Grafenberg Wir in Grafenberg

Grafenberg · Graf-Recke-Stiftung will mit inklusivem Modellprojekt den Stadtteil lebendiger gestalten.

 Petra Welzel (l.) und Andreas Kernchen mit Nina Heinemann, einer Mitarbeiterin im Spielzeugladen.

Petra Welzel (l.) und Andreas Kernchen mit Nina Heinemann, einer Mitarbeiterin im Spielzeugladen.

Foto: Anne Orthen

Eines steht fest: Grafenberg hat kein richtiges Zentrum. Es ist ein Stadtteil, in dem man gut wohnen kann, durch den mancher aber eben auch schnell hindurchfährt, ohne sich überhaupt bewusst gemacht zu haben, wo er sich gerade befunden hat. Das will die Graf-Recke-Stiftung ändern. Genau genommen der Geschäftsbereich Sozialpsychiatrie und Heilpädagogik, der an der Grafenberger Allee 341 seinen Sitz hat. Dort gibt es mehrere Wohnheime der Stiftung für Patienten ebenso wie einen großen Park mit Gewächshaus, Werkstätten, das für alle öffentliche Café "Ess Pe Zet" oder den Spielzeugladen, den viele wegen seines Namens (Schau-Spiel-Haus) mit einer anderen Einrichtung in Düsseldorf verwechseln.
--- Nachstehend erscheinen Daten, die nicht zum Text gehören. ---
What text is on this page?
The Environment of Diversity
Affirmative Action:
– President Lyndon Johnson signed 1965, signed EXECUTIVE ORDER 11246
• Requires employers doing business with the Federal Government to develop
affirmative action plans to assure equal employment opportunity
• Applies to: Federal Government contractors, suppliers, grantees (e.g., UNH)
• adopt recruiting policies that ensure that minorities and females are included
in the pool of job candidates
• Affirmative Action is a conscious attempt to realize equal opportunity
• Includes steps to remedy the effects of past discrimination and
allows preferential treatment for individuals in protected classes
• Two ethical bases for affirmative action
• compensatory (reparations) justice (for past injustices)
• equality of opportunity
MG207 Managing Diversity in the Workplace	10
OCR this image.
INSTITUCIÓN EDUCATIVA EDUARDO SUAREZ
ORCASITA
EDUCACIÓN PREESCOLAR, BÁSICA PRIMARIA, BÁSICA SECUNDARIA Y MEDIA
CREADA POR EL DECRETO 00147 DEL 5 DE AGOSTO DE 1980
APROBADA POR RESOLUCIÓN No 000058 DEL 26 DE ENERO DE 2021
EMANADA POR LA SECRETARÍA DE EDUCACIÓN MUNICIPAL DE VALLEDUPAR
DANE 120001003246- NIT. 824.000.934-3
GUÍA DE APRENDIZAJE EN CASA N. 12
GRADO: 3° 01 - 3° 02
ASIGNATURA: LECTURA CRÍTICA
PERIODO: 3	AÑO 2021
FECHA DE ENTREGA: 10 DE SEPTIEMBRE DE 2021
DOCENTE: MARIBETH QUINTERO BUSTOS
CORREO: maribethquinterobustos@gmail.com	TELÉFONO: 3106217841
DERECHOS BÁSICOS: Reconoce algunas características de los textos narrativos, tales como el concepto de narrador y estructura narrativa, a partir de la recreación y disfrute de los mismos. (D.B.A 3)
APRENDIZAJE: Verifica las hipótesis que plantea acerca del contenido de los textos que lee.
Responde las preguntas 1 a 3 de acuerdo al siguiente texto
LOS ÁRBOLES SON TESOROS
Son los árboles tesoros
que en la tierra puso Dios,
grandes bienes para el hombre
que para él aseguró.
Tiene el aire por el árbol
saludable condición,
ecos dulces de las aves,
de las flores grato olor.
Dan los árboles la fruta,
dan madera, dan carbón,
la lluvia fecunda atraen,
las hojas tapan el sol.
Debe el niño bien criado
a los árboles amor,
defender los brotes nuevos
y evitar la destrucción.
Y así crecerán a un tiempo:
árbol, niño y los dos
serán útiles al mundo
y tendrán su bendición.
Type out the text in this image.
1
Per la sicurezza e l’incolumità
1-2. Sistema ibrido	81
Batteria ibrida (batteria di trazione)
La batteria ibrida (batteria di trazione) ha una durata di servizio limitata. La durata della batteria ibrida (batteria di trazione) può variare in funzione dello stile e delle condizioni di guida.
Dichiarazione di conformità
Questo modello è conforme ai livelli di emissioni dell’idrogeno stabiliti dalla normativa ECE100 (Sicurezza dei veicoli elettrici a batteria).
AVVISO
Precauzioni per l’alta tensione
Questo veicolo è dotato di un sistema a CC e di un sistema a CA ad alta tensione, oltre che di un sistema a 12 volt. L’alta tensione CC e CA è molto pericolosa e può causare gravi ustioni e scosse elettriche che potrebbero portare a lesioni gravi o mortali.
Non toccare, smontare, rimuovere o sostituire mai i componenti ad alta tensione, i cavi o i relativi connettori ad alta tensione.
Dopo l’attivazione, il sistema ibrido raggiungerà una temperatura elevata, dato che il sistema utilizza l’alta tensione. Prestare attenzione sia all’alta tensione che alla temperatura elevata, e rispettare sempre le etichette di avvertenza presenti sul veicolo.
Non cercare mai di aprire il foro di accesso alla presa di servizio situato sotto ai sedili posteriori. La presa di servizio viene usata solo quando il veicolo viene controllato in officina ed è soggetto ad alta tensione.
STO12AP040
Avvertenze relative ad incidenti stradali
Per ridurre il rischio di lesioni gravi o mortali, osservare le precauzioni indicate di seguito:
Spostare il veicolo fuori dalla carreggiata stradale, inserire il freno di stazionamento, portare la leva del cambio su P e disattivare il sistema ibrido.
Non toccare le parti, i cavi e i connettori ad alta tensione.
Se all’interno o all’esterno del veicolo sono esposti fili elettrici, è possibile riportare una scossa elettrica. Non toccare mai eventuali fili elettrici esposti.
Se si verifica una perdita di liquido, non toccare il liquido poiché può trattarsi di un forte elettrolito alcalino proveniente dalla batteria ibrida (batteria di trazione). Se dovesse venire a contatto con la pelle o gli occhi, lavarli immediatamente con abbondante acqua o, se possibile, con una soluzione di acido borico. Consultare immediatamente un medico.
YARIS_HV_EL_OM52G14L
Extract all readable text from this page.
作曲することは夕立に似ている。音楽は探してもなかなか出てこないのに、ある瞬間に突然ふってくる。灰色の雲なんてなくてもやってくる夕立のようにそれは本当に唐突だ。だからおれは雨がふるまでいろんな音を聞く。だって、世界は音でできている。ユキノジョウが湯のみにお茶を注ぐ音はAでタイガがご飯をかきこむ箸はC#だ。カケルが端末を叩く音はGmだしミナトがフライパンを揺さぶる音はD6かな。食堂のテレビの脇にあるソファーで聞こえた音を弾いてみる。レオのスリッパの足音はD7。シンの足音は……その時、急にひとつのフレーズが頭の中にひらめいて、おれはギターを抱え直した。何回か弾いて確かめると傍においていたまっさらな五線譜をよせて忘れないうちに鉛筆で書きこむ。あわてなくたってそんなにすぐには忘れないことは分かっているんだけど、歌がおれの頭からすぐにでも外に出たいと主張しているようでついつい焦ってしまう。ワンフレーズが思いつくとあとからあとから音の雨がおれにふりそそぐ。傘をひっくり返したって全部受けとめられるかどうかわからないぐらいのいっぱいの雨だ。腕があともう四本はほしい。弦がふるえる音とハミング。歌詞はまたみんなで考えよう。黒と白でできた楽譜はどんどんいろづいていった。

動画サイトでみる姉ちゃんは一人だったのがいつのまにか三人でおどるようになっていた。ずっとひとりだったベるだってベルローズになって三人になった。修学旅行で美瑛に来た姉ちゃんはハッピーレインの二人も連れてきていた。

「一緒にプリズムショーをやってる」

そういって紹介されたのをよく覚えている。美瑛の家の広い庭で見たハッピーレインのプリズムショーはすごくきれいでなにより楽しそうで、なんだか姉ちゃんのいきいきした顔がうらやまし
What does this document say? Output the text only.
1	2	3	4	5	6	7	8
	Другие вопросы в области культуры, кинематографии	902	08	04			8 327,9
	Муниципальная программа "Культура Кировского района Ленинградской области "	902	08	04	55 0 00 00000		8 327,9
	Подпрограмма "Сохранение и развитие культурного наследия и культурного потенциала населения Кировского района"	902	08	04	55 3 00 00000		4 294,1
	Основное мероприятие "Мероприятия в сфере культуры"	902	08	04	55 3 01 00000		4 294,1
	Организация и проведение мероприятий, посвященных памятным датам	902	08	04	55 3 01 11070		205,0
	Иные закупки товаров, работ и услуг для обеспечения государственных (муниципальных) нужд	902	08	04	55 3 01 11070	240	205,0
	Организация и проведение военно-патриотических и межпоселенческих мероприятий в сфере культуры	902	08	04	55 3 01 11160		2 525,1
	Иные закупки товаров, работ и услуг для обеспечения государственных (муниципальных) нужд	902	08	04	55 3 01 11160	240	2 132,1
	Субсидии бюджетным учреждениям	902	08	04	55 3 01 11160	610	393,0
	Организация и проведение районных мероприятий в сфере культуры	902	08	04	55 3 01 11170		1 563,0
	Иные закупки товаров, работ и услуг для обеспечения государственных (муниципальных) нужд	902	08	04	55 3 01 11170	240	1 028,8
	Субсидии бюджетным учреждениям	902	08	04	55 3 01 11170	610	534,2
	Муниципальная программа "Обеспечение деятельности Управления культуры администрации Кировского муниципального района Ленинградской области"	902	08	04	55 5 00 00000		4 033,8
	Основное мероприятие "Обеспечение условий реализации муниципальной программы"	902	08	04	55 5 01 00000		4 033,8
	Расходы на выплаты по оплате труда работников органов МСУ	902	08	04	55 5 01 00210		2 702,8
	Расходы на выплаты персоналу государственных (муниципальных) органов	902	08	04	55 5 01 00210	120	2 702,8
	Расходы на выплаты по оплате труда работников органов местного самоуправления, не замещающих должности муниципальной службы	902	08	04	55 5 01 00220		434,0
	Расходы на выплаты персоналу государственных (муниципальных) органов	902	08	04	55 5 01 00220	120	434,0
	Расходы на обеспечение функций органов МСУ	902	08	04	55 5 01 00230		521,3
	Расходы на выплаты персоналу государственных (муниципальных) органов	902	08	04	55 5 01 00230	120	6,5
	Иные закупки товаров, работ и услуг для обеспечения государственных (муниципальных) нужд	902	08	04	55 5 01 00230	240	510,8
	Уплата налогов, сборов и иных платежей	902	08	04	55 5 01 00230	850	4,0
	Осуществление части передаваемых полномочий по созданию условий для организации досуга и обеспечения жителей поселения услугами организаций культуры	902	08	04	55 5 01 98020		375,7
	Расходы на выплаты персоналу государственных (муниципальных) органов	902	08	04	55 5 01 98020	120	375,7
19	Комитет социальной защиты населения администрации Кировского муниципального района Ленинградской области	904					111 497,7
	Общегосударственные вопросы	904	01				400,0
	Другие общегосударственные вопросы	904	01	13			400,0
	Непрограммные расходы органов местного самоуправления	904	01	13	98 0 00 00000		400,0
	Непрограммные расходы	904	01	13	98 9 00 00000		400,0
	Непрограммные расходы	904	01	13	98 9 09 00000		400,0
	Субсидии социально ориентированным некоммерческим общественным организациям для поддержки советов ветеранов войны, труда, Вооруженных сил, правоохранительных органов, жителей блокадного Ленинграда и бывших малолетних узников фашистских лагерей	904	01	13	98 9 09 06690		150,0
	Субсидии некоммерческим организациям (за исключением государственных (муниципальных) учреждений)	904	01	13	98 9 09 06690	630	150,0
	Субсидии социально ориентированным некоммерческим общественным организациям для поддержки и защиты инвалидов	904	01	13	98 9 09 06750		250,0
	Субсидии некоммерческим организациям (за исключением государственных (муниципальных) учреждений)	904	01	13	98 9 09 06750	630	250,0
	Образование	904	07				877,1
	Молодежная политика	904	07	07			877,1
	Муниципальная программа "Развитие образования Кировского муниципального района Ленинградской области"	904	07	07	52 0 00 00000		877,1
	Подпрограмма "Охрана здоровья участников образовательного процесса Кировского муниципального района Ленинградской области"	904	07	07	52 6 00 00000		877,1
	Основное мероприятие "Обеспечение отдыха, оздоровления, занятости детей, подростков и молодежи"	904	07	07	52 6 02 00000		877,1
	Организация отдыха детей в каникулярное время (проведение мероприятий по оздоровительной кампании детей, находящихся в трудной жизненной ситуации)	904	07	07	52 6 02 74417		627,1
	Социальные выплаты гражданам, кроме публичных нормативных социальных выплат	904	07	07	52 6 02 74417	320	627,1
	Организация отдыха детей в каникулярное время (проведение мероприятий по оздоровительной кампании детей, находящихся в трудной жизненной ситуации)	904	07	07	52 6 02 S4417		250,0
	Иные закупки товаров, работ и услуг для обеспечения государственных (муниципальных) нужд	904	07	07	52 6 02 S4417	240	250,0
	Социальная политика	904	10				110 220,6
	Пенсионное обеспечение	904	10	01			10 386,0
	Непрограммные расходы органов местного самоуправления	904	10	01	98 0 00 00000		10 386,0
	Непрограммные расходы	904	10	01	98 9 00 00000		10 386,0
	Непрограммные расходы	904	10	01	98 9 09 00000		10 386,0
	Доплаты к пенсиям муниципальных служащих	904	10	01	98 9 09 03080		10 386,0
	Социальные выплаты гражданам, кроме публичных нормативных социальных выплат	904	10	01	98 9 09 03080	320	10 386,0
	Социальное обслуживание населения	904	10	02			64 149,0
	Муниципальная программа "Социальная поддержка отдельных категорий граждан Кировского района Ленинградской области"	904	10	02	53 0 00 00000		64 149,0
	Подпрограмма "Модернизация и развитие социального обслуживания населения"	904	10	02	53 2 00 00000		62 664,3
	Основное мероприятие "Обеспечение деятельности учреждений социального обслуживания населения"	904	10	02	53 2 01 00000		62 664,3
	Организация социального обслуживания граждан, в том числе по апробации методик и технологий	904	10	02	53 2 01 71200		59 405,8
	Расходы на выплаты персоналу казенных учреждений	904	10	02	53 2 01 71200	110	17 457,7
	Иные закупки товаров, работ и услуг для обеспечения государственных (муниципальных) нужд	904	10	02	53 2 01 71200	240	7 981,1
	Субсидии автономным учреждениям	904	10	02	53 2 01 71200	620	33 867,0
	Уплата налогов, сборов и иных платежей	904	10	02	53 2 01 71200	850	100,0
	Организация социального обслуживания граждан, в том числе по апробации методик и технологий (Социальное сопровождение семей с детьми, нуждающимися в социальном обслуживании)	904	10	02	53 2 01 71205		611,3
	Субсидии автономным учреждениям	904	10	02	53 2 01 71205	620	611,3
Das alles wissen allenfalls jene, die bei Sommerfest, Weihnachtsmarkt oder Vernissage mal vorbeigeschaut haben. Gerade die Grafenberger werden Areal und Bewohner in Zukunft aber besser kennenlernen. Denn die Stiftung nimmt bis Ende 2017 an einem Modellprojekt der Diakonie teil, das mehr Leben in den Stadtteil bringen soll. Kirchengemeinden, DRK, der Einzelhandel und die Bezirksvertretung machen mit, aber eben auch die psychisch zum Teil schwer erkrankten Bewohner. Es ist also ein inklusives Projekt, um Berührungsängste abzubauen. "Es ist schlicht eine Bereicherung für alle Beteiligten", fasst es die projektverantwortliche Petra Welzel zusammen.

"Wir haben ein offenes Ohr für den Stadtteil, verstehen uns als Ideenwerkstatt, wollen aufzeigen, was hier fehlt, sind aber vor allem auch ein Gremium, in dem jeder mitwirken kann, der sich für Grafenberg engagieren möchte", sagt sie. Vieles sei bereits auf den Weg gebracht worden, ergänzt Mitarbeiter Andreas Kernchen: ein Theaterprojekt mit dem DRK-Zentrum, Bibelkreis und Lauftreff, eine Kooperation mit dem PSV Borussia. Eine mit dem Kabarett Flin sei ebenso angedacht wie Sprachcafé und Fahrradwerkstatt. Ein gemeinsames Stadtteilfest im Herbst nächsten Jahres sei als Ziel angepeilt, um konkrete Ergebnisse zu präsentieren. Der sogenannte Projektbeirat als zentrale Plattform und Stimmungsbarometer für Grafenberg tage aktuell viermal jährlich, erklärt Welzel.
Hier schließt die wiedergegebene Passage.